Tra il laico e il religioso. Tra il meridionalista e l’Eropeista italiano. Coerenza, ancora più stretta, tra il filosofo e il sociologo. Tra il non credente e l’uomo di fede. Segreta, forse, quella in Dio. Aperta verso l’uomo

. E l’uomo e la donna calabresi. Questo Otello Profazio abbiamo rivisto ieri sera. E da quei sei grandi artisti, che elenco per nome . Fulvio Cama, Rocco Ienco, Nino Racco, Nando Brusco, Biagio Accardi. Non era facile metterli insieme. Non era facile far raccontare dalla loro voce la bellezza di Otello. Non era facile. Francesca Prestia, tra l’altro una dei sei artisti, vi è riuscita con la sua capacità creativa e con quella di saper utilizzare tutte le risorse, anche umane, che si trova a disposizione.

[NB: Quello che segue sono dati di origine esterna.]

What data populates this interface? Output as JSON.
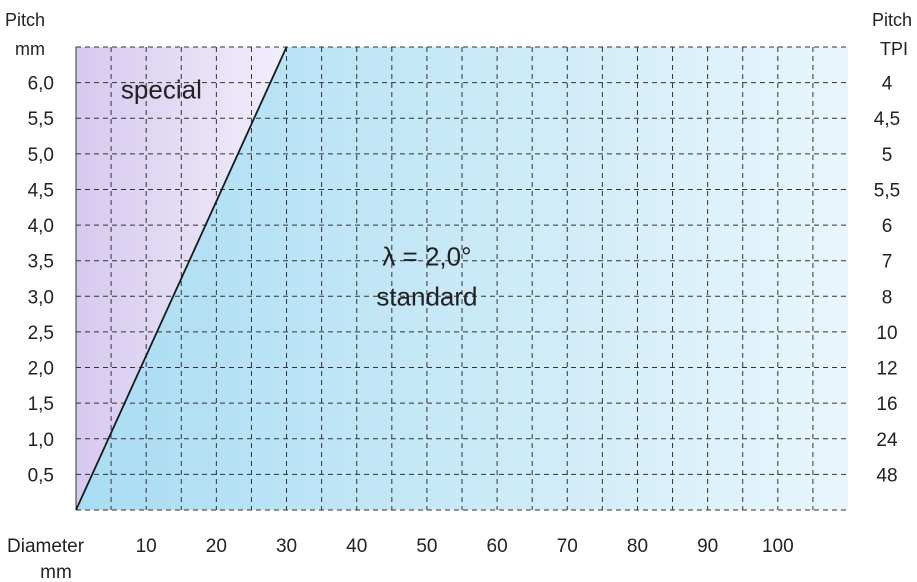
{
  "chart_data": {
    "type": "area",
    "xlabel": "Diameter",
    "xunit": "mm",
    "y_left_label": "Pitch",
    "y_left_unit": "mm",
    "y_right_label": "Pitch",
    "y_right_unit": "TPI",
    "x_ticks": [
      "10",
      "20",
      "30",
      "40",
      "50",
      "60",
      "70",
      "80",
      "90",
      "100"
    ],
    "x_tick_values": [
      10,
      20,
      30,
      40,
      50,
      60,
      70,
      80,
      90,
      100
    ],
    "xlim": [
      0,
      110
    ],
    "y_ticks_mm": [
      "0,5",
      "1,0",
      "1,5",
      "2,0",
      "2,5",
      "3,0",
      "3,5",
      "4,0",
      "4,5",
      "5,0",
      "5,5",
      "6,0"
    ],
    "y_tick_values_mm": [
      0.5,
      1.0,
      1.5,
      2.0,
      2.5,
      3.0,
      3.5,
      4.0,
      4.5,
      5.0,
      5.5,
      6.0
    ],
    "y_ticks_tpi": [
      "48",
      "24",
      "16",
      "12",
      "10",
      "8",
      "7",
      "6",
      "5,5",
      "5",
      "4,5",
      "4"
    ],
    "ylim": [
      0,
      6.5
    ],
    "grid": true,
    "grid_style": "dashed",
    "boundary_line": {
      "x": [
        0,
        30
      ],
      "y": [
        0,
        6.5
      ]
    },
    "regions": [
      {
        "label": "special",
        "side": "above-left of boundary",
        "color_start": "#d6c9ef",
        "color_end": "#f2effb"
      },
      {
        "label_line1": "λ = 2,0°",
        "label_line2": "standard",
        "side": "below-right of boundary",
        "color_start": "#a9dcf3",
        "color_end": "#e8f6fc"
      }
    ]
  }
}
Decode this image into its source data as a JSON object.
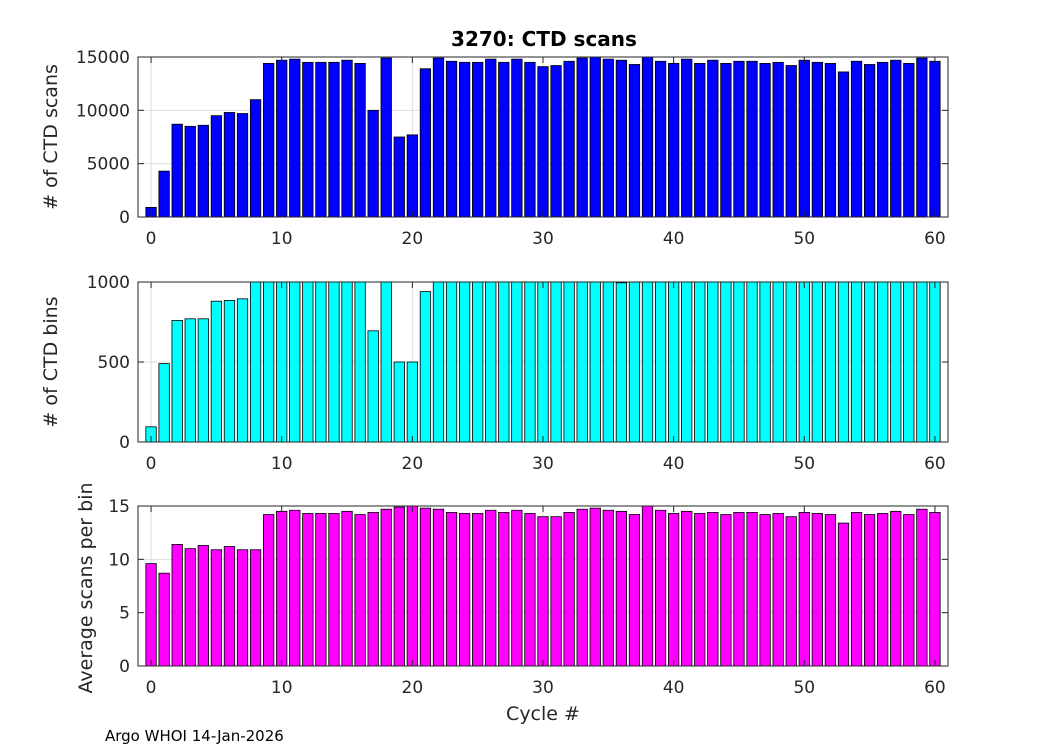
{
  "figure_title": "3270: CTD scans",
  "footer": "Argo WHOI 14-Jan-2026",
  "chart_data": [
    {
      "type": "bar",
      "title": "3270: CTD scans",
      "xlabel": "",
      "ylabel": "# of CTD scans",
      "color": "#0000ff",
      "ylim": [
        0,
        15000
      ],
      "yticks": [
        0,
        5000,
        10000,
        15000
      ],
      "xlim": [
        -1,
        61
      ],
      "xticks": [
        0,
        10,
        20,
        30,
        40,
        50,
        60
      ],
      "x": [
        0,
        1,
        2,
        3,
        4,
        5,
        6,
        7,
        8,
        9,
        10,
        11,
        12,
        13,
        14,
        15,
        16,
        17,
        18,
        19,
        20,
        21,
        22,
        23,
        24,
        25,
        26,
        27,
        28,
        29,
        30,
        31,
        32,
        33,
        34,
        35,
        36,
        37,
        38,
        39,
        40,
        41,
        42,
        43,
        44,
        45,
        46,
        47,
        48,
        49,
        50,
        51,
        52,
        53,
        54,
        55,
        56,
        57,
        58,
        59,
        60
      ],
      "values": [
        900,
        4300,
        8700,
        8500,
        8600,
        9500,
        9800,
        9700,
        11000,
        14400,
        14700,
        14800,
        14500,
        14500,
        14500,
        14700,
        14400,
        10000,
        14900,
        7500,
        7700,
        13900,
        14900,
        14600,
        14500,
        14500,
        14800,
        14500,
        14800,
        14500,
        14100,
        14200,
        14600,
        14900,
        15000,
        14800,
        14700,
        14300,
        15200,
        14600,
        14400,
        14800,
        14400,
        14700,
        14400,
        14600,
        14600,
        14400,
        14500,
        14200,
        14700,
        14500,
        14400,
        13600,
        14600,
        14300,
        14500,
        14700,
        14400,
        14900,
        14600
      ]
    },
    {
      "type": "bar",
      "title": "",
      "xlabel": "",
      "ylabel": "# of CTD bins",
      "color": "#00ffff",
      "ylim": [
        0,
        1000
      ],
      "yticks": [
        0,
        500,
        1000
      ],
      "xlim": [
        -1,
        61
      ],
      "xticks": [
        0,
        10,
        20,
        30,
        40,
        50,
        60
      ],
      "x": [
        0,
        1,
        2,
        3,
        4,
        5,
        6,
        7,
        8,
        9,
        10,
        11,
        12,
        13,
        14,
        15,
        16,
        17,
        18,
        19,
        20,
        21,
        22,
        23,
        24,
        25,
        26,
        27,
        28,
        29,
        30,
        31,
        32,
        33,
        34,
        35,
        36,
        37,
        38,
        39,
        40,
        41,
        42,
        43,
        44,
        45,
        46,
        47,
        48,
        49,
        50,
        51,
        52,
        53,
        54,
        55,
        56,
        57,
        58,
        59,
        60
      ],
      "values": [
        95,
        490,
        760,
        770,
        770,
        880,
        885,
        895,
        1000,
        1000,
        1000,
        1000,
        1000,
        1000,
        1000,
        1000,
        1000,
        695,
        1000,
        500,
        500,
        940,
        1000,
        1000,
        1000,
        1000,
        1000,
        1000,
        1000,
        1000,
        1000,
        1000,
        1000,
        1000,
        1000,
        1000,
        995,
        1000,
        1000,
        1000,
        1000,
        1000,
        1000,
        1000,
        1000,
        1000,
        1000,
        1000,
        1000,
        1000,
        1000,
        1000,
        1000,
        1000,
        1000,
        1000,
        1000,
        1000,
        1000,
        1000,
        1000
      ]
    },
    {
      "type": "bar",
      "title": "",
      "xlabel": "Cycle #",
      "ylabel": "Average scans per bin",
      "color": "#ff00ff",
      "ylim": [
        0,
        15
      ],
      "yticks": [
        0,
        5,
        10,
        15
      ],
      "xlim": [
        -1,
        61
      ],
      "xticks": [
        0,
        10,
        20,
        30,
        40,
        50,
        60
      ],
      "x": [
        0,
        1,
        2,
        3,
        4,
        5,
        6,
        7,
        8,
        9,
        10,
        11,
        12,
        13,
        14,
        15,
        16,
        17,
        18,
        19,
        20,
        21,
        22,
        23,
        24,
        25,
        26,
        27,
        28,
        29,
        30,
        31,
        32,
        33,
        34,
        35,
        36,
        37,
        38,
        39,
        40,
        41,
        42,
        43,
        44,
        45,
        46,
        47,
        48,
        49,
        50,
        51,
        52,
        53,
        54,
        55,
        56,
        57,
        58,
        59,
        60
      ],
      "values": [
        9.6,
        8.7,
        11.4,
        11.0,
        11.3,
        10.9,
        11.2,
        10.9,
        10.9,
        14.2,
        14.5,
        14.6,
        14.3,
        14.3,
        14.3,
        14.5,
        14.2,
        14.4,
        14.7,
        14.9,
        15.2,
        14.8,
        14.7,
        14.4,
        14.3,
        14.3,
        14.6,
        14.4,
        14.6,
        14.3,
        14.0,
        14.0,
        14.4,
        14.7,
        14.8,
        14.6,
        14.5,
        14.2,
        15.0,
        14.6,
        14.3,
        14.5,
        14.3,
        14.4,
        14.2,
        14.4,
        14.4,
        14.2,
        14.3,
        14.0,
        14.4,
        14.3,
        14.2,
        13.4,
        14.4,
        14.2,
        14.3,
        14.5,
        14.2,
        14.7,
        14.4
      ]
    }
  ]
}
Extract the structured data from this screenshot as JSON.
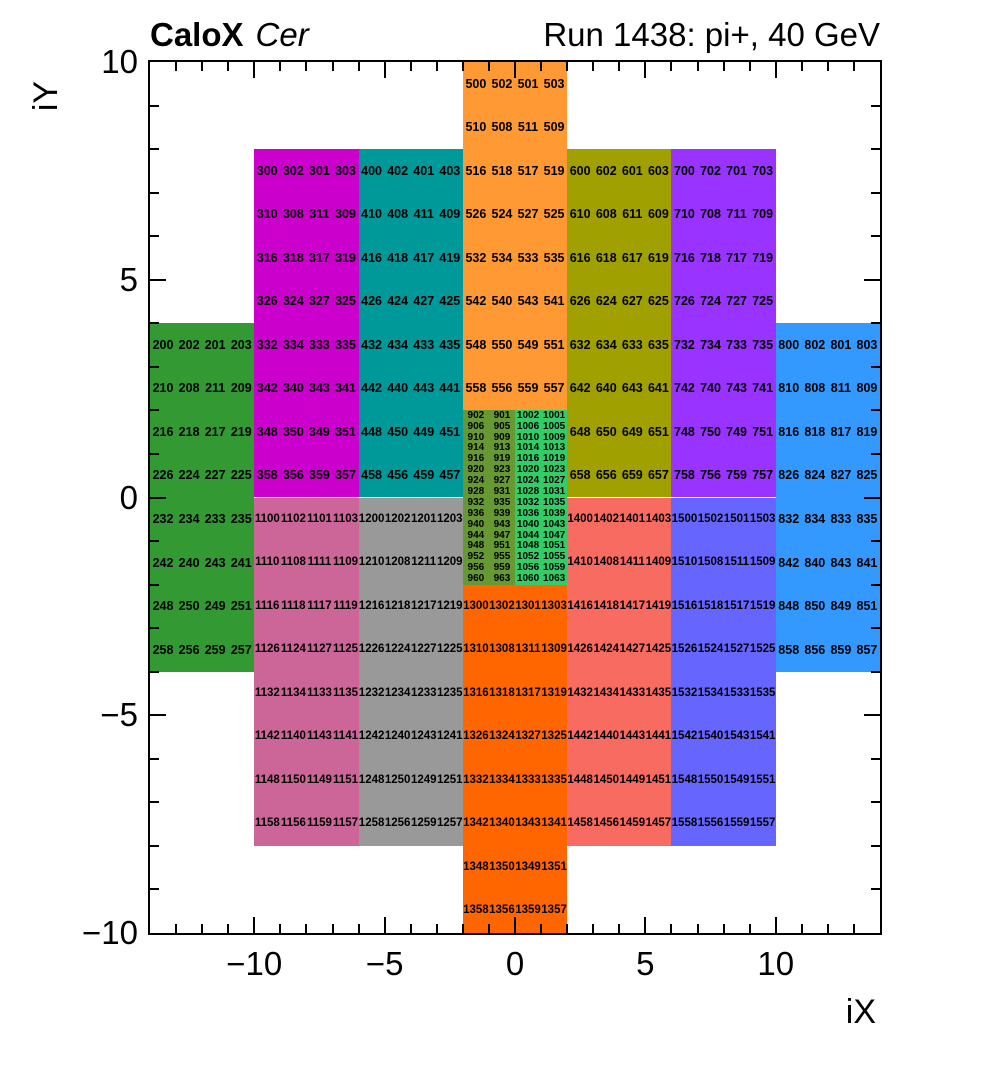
{
  "header": {
    "title_bold": "CaloX",
    "title_italic": "Cer",
    "title_right": "Run 1438: pi+, 40 GeV"
  },
  "chart_data": {
    "type": "heatmap",
    "title": "CaloX Cer — Run 1438: pi+, 40 GeV",
    "xlabel": "iX",
    "ylabel": "iY",
    "x_range": [
      -14,
      14
    ],
    "y_range": [
      -10,
      10
    ],
    "grid": false,
    "x_major_ticks": [
      -10,
      -5,
      0,
      5,
      10
    ],
    "x_major_labels": [
      "−10",
      "−5",
      "0",
      "5",
      "10"
    ],
    "y_major_ticks": [
      -10,
      -5,
      0,
      5,
      10
    ],
    "y_major_labels": [
      "−10",
      "−5",
      "0",
      "5",
      "10"
    ],
    "minor_tick_step": 1,
    "modules": [
      {
        "id": "200",
        "color": "#339933",
        "x0": -14,
        "y_top": 4,
        "cols": 4,
        "rows": 8,
        "row_h": 1,
        "values": [
          [
            200,
            202,
            201,
            203
          ],
          [
            210,
            208,
            211,
            209
          ],
          [
            216,
            218,
            217,
            219
          ],
          [
            226,
            224,
            227,
            225
          ],
          [
            232,
            234,
            233,
            235
          ],
          [
            242,
            240,
            243,
            241
          ],
          [
            248,
            250,
            249,
            251
          ],
          [
            258,
            256,
            259,
            257
          ]
        ]
      },
      {
        "id": "300",
        "color": "#CC00CC",
        "x0": -10,
        "y_top": 8,
        "cols": 4,
        "rows": 8,
        "row_h": 1,
        "values": [
          [
            300,
            302,
            301,
            303
          ],
          [
            310,
            308,
            311,
            309
          ],
          [
            316,
            318,
            317,
            319
          ],
          [
            326,
            324,
            327,
            325
          ],
          [
            332,
            334,
            333,
            335
          ],
          [
            342,
            340,
            343,
            341
          ],
          [
            348,
            350,
            349,
            351
          ],
          [
            358,
            356,
            359,
            357
          ]
        ]
      },
      {
        "id": "400",
        "color": "#009999",
        "x0": -6,
        "y_top": 8,
        "cols": 4,
        "rows": 8,
        "row_h": 1,
        "values": [
          [
            400,
            402,
            401,
            403
          ],
          [
            410,
            408,
            411,
            409
          ],
          [
            416,
            418,
            417,
            419
          ],
          [
            426,
            424,
            427,
            425
          ],
          [
            432,
            434,
            433,
            435
          ],
          [
            442,
            440,
            443,
            441
          ],
          [
            448,
            450,
            449,
            451
          ],
          [
            458,
            456,
            459,
            457
          ]
        ]
      },
      {
        "id": "500",
        "color": "#FF9933",
        "x0": -2,
        "y_top": 10,
        "cols": 4,
        "rows": 8,
        "row_h": 1,
        "values": [
          [
            500,
            502,
            501,
            503
          ],
          [
            510,
            508,
            511,
            509
          ],
          [
            516,
            518,
            517,
            519
          ],
          [
            526,
            524,
            527,
            525
          ],
          [
            532,
            534,
            533,
            535
          ],
          [
            542,
            540,
            543,
            541
          ],
          [
            548,
            550,
            549,
            551
          ],
          [
            558,
            556,
            559,
            557
          ]
        ]
      },
      {
        "id": "600",
        "color": "#A0A000",
        "x0": 2,
        "y_top": 8,
        "cols": 4,
        "rows": 8,
        "row_h": 1,
        "values": [
          [
            600,
            602,
            601,
            603
          ],
          [
            610,
            608,
            611,
            609
          ],
          [
            616,
            618,
            617,
            619
          ],
          [
            626,
            624,
            627,
            625
          ],
          [
            632,
            634,
            633,
            635
          ],
          [
            642,
            640,
            643,
            641
          ],
          [
            648,
            650,
            649,
            651
          ],
          [
            658,
            656,
            659,
            657
          ]
        ]
      },
      {
        "id": "700",
        "color": "#9933FF",
        "x0": 6,
        "y_top": 8,
        "cols": 4,
        "rows": 8,
        "row_h": 1,
        "values": [
          [
            700,
            702,
            701,
            703
          ],
          [
            710,
            708,
            711,
            709
          ],
          [
            716,
            718,
            717,
            719
          ],
          [
            726,
            724,
            727,
            725
          ],
          [
            732,
            734,
            733,
            735
          ],
          [
            742,
            740,
            743,
            741
          ],
          [
            748,
            750,
            749,
            751
          ],
          [
            758,
            756,
            759,
            757
          ]
        ]
      },
      {
        "id": "800",
        "color": "#3399FF",
        "x0": 10,
        "y_top": 4,
        "cols": 4,
        "rows": 8,
        "row_h": 1,
        "values": [
          [
            800,
            802,
            801,
            803
          ],
          [
            810,
            808,
            811,
            809
          ],
          [
            816,
            818,
            817,
            819
          ],
          [
            826,
            824,
            827,
            825
          ],
          [
            832,
            834,
            833,
            835
          ],
          [
            842,
            840,
            843,
            841
          ],
          [
            848,
            850,
            849,
            851
          ],
          [
            858,
            856,
            859,
            857
          ]
        ]
      },
      {
        "id": "900",
        "color": "#669933",
        "x0": -2,
        "y_top": 2,
        "cols": 2,
        "rows": 16,
        "row_h": 0.25,
        "values": [
          [
            902,
            901
          ],
          [
            906,
            905
          ],
          [
            910,
            909
          ],
          [
            914,
            913
          ],
          [
            916,
            919
          ],
          [
            920,
            923
          ],
          [
            924,
            927
          ],
          [
            928,
            931
          ],
          [
            932,
            935
          ],
          [
            936,
            939
          ],
          [
            940,
            943
          ],
          [
            944,
            947
          ],
          [
            948,
            951
          ],
          [
            952,
            955
          ],
          [
            956,
            959
          ],
          [
            960,
            963
          ]
        ]
      },
      {
        "id": "1000",
        "color": "#33CC66",
        "x0": 0,
        "y_top": 2,
        "cols": 2,
        "rows": 16,
        "row_h": 0.25,
        "values": [
          [
            1002,
            1001
          ],
          [
            1006,
            1005
          ],
          [
            1010,
            1009
          ],
          [
            1014,
            1013
          ],
          [
            1016,
            1019
          ],
          [
            1020,
            1023
          ],
          [
            1024,
            1027
          ],
          [
            1028,
            1031
          ],
          [
            1032,
            1035
          ],
          [
            1036,
            1039
          ],
          [
            1040,
            1043
          ],
          [
            1044,
            1047
          ],
          [
            1048,
            1051
          ],
          [
            1052,
            1055
          ],
          [
            1056,
            1059
          ],
          [
            1060,
            1063
          ]
        ]
      },
      {
        "id": "1100",
        "color": "#CC6699",
        "x0": -10,
        "y_top": 0,
        "cols": 4,
        "rows": 8,
        "row_h": 1,
        "values": [
          [
            1100,
            1102,
            1101,
            1103
          ],
          [
            1110,
            1108,
            1111,
            1109
          ],
          [
            1116,
            1118,
            1117,
            1119
          ],
          [
            1126,
            1124,
            1127,
            1125
          ],
          [
            1132,
            1134,
            1133,
            1135
          ],
          [
            1142,
            1140,
            1143,
            1141
          ],
          [
            1148,
            1150,
            1149,
            1151
          ],
          [
            1158,
            1156,
            1159,
            1157
          ]
        ]
      },
      {
        "id": "1200",
        "color": "#999999",
        "x0": -6,
        "y_top": 0,
        "cols": 4,
        "rows": 8,
        "row_h": 1,
        "values": [
          [
            1200,
            1202,
            1201,
            1203
          ],
          [
            1210,
            1208,
            1211,
            1209
          ],
          [
            1216,
            1218,
            1217,
            1219
          ],
          [
            1226,
            1224,
            1227,
            1225
          ],
          [
            1232,
            1234,
            1233,
            1235
          ],
          [
            1242,
            1240,
            1243,
            1241
          ],
          [
            1248,
            1250,
            1249,
            1251
          ],
          [
            1258,
            1256,
            1259,
            1257
          ]
        ]
      },
      {
        "id": "1300",
        "color": "#FF6600",
        "x0": -2,
        "y_top": -2,
        "cols": 4,
        "rows": 8,
        "row_h": 1,
        "values": [
          [
            1300,
            1302,
            1301,
            1303
          ],
          [
            1310,
            1308,
            1311,
            1309
          ],
          [
            1316,
            1318,
            1317,
            1319
          ],
          [
            1326,
            1324,
            1327,
            1325
          ],
          [
            1332,
            1334,
            1333,
            1335
          ],
          [
            1342,
            1340,
            1343,
            1341
          ],
          [
            1348,
            1350,
            1349,
            1351
          ],
          [
            1358,
            1356,
            1359,
            1357
          ]
        ]
      },
      {
        "id": "1400",
        "color": "#F76B61",
        "x0": 2,
        "y_top": 0,
        "cols": 4,
        "rows": 8,
        "row_h": 1,
        "values": [
          [
            1400,
            1402,
            1401,
            1403
          ],
          [
            1410,
            1408,
            1411,
            1409
          ],
          [
            1416,
            1418,
            1417,
            1419
          ],
          [
            1426,
            1424,
            1427,
            1425
          ],
          [
            1432,
            1434,
            1433,
            1435
          ],
          [
            1442,
            1440,
            1443,
            1441
          ],
          [
            1448,
            1450,
            1449,
            1451
          ],
          [
            1458,
            1456,
            1459,
            1457
          ]
        ]
      },
      {
        "id": "1500",
        "color": "#6666FF",
        "x0": 6,
        "y_top": 0,
        "cols": 4,
        "rows": 8,
        "row_h": 1,
        "values": [
          [
            1500,
            1502,
            1501,
            1503
          ],
          [
            1510,
            1508,
            1511,
            1509
          ],
          [
            1516,
            1518,
            1517,
            1519
          ],
          [
            1526,
            1524,
            1527,
            1525
          ],
          [
            1532,
            1534,
            1533,
            1535
          ],
          [
            1542,
            1540,
            1543,
            1541
          ],
          [
            1548,
            1550,
            1549,
            1551
          ],
          [
            1558,
            1556,
            1559,
            1557
          ]
        ]
      }
    ]
  }
}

Ieri sera è stata una magnifica serata. Una serata magica che ha consentito anche a chi, come me conosceva, e bene, per averlo studiato attentamente anche nell’età giovanile, forse il più grande dei cantastorie, di conoscerlo meglio. Anche per la sua grande capacità d’autore e di ricercatore e studioso di tradizioni e culture musicali di altre realtà, in particolare di quella siciliana. Mi sono “scialato”, ballando e cantando su quella sedia al centro della prima fila. Mi fanno ancora male le mani per gli applausi. Mi sono commosso per tutto il tempo del concerto. Ma a strapparmi il cuore dal petto fu quella nell’ultima esibizione. L’esibizione dell’unico artista che non conoscevo affatto. Dalla voce possente di Fulvio Cama e dalla sua bollente frenetica chitarra( ha cantato tre canzoni, una credo tutta sua) con Otello si appalesavano due giganti della musica e della cultura siciliana, la mitica Rosa Balistreri, cantastorie, e Ignazio Buttitta, Poeta dialettale immenso. Otello Profazio, Rosa Balostreri tre personalità immense, che io ho studiato e profondamente amato. Tutt’e tre, in quella splendida voce di Fulvio, presenti su quel palco. Una serata così, con una conclusione come questa, e che vuoi di più oltre i sogni e le speranze coltivate, e l’amore di chi ami.